Inon S-2000 Strobe – Product Review

January 31, 2011

I’ve had my Inon strobe about a year now, and one of my dive partners – also a travel writer – suggested I review it. First, a little about the rest of my setup, and why I needed an external flash: My camera is a Canon Powershot G10. I bought the G10 primarily for diving, based on the advice of several other divers who had earlier versions of the G-series. I saw the results they got and decided this was the right camera for me. I purchased the Canon waterproof housing when I bought the camera. As something of a side-note, the G10 has proved so good that I now rarely bring my older DSLR with me on my travels.

Inon S-2000 Strobe and Canon housing
The Inon S-2000 strobe with the Canon waterproof housing, t-bar, grip, etc. Not shown: the diffuser for the flash.

Now, although the G10 takes great pictures underwater, with a pretty good built-in color correction, there’s a bit of a problem when it comes to macro photos. One of the features of the G10 is it’s optical zoom, which gives you the equivalent of a 28 to 140 mm lens. That kind of zoom range requires a lens which can extend out from the camera up to a couple of inches. Of course, the housing has to allow for the lens to extend its full range, so it’s fairly bulky. The result is that the housing effectively blocks the light from the built-in flash on the camera body. Even with the diffuser provided with the housing, you will likely only get light on a quarter of the subject. You can work with it, but it’s far from ideal.

So, I went in search of an external flash. Here in Bangkok, my options were limited. After a little research I settled on the Inon S-2000, a small strobe made in Japan. The unit is relatively compact, and fires optically. It takes four AA batteries, and I’ve recently tried using rechargeable batteries with good results.

The S-2000 has switches on it to allow you to adjust the timing of the flash. It took only a couple of experimental shots to fine-tune the timing with my camera. Actually, I should have spent more time testing the setup before I took it diving, since it turned out that with both the internal and external flashes going, the photographs were over-exposed.

After briefly considering the purchase of the fiber-optic slave cable, I hit on an amazingly simple solution that worked out very well. What I did was take a small piece of dryer tape and stuck it inside the housing over the area in front of the built-in flash. Just to be clear, dryer tape is not the same as duct tape. Dryer tape is thinner and has mirrored backing, which is part of the trick.
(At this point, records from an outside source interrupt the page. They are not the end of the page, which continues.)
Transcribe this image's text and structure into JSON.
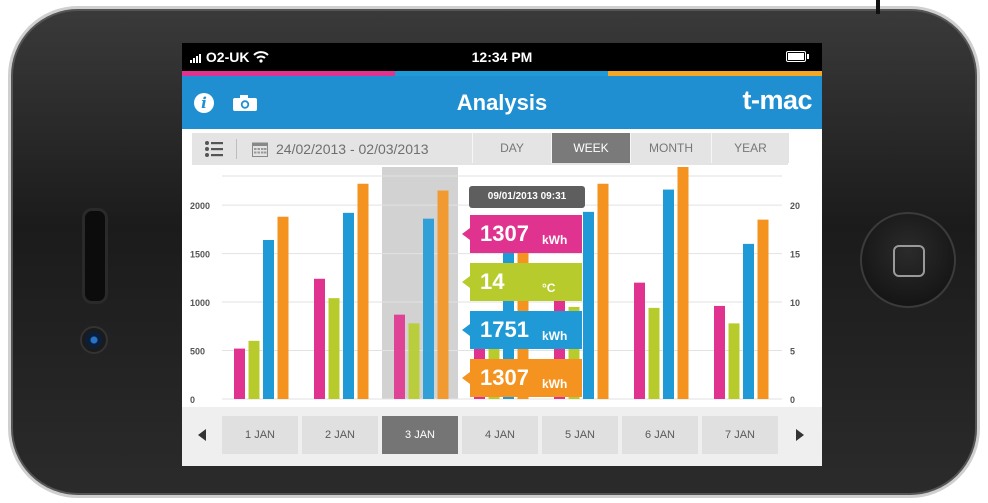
{
  "status": {
    "carrier": "O2-UK",
    "time": "12:34 PM"
  },
  "header": {
    "title": "Analysis",
    "logo": "t-mac"
  },
  "icons": {
    "info": "info-icon",
    "camera": "camera-icon",
    "list": "list-icon",
    "calendar": "calendar-icon",
    "signal": "signal-icon",
    "wifi": "wifi-icon",
    "battery": "battery-icon"
  },
  "toolbar": {
    "date_range": "24/02/2013 - 02/03/2013",
    "periods": [
      "DAY",
      "WEEK",
      "MONTH",
      "YEAR"
    ],
    "selected_period": "WEEK"
  },
  "colors": {
    "pink": "#e0338f",
    "green": "#b7cc2c",
    "blue": "#1f9ad7",
    "orange": "#f49320",
    "header": "#1f8fd2"
  },
  "chart_data": {
    "type": "bar",
    "categories": [
      "1 JAN",
      "2 JAN",
      "3 JAN",
      "4 JAN",
      "5 JAN",
      "6 JAN",
      "7 JAN"
    ],
    "y_left_ticks": [
      "0",
      "500",
      "1000",
      "1500",
      "2000"
    ],
    "y_right_ticks": [
      "0",
      "5",
      "10",
      "15",
      "20"
    ],
    "ylim_left": [
      0,
      2300
    ],
    "ylim_right": [
      0,
      23
    ],
    "series": [
      {
        "values": [
          520,
          1240,
          870,
          520,
          1150,
          1200,
          960
        ]
      },
      {
        "values": [
          600,
          1040,
          780,
          770,
          950,
          940,
          780
        ]
      },
      {
        "values": [
          1640,
          1920,
          1860,
          1620,
          1930,
          2160,
          1600
        ]
      },
      {
        "values": [
          1880,
          2220,
          2150,
          1790,
          2220,
          2530,
          1850
        ]
      }
    ],
    "highlight_index": 2
  },
  "tooltip": {
    "timestamp": "09/01/2013 09:31",
    "items": [
      {
        "value": "1307",
        "unit": "kWh"
      },
      {
        "value": "14",
        "unit": "°C"
      },
      {
        "value": "1751",
        "unit": "kWh"
      },
      {
        "value": "1307",
        "unit": "kWh"
      }
    ]
  },
  "days": {
    "labels": [
      "1 JAN",
      "2 JAN",
      "3 JAN",
      "4 JAN",
      "5 JAN",
      "6 JAN",
      "7 JAN"
    ],
    "selected": "3 JAN"
  }
}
The tape is opaque, so no light gets through it, but the mirroring ensures that enough light escapes to the side to set off the S-2000. The tape was very easy to fit just right because the housing has fins on the inside to help ‘funnel’ the light from the flash.

I’ve been really happy with the S-2000, and once I got everything synced up, I started getting some great shots, especially macros. The setup really proved its usefulness in Lembeh, where you can see from just the highlight photos how well the gear performs. It doesn’t help much on wider shots, but there’s probably nothing short of a fish-eye lens and two strobes that will help improve that kind of shot.

One thing you’ll want to watch with the strobe is that, if diving in the tropics, as I do, the optical trigger is so sensitive that it can easily be repeatedly set off by sunlight bouncing off the waves when you’re on the surface. To save the batteries, and my eyes, I try to remember to switch off the flash unit before I surface.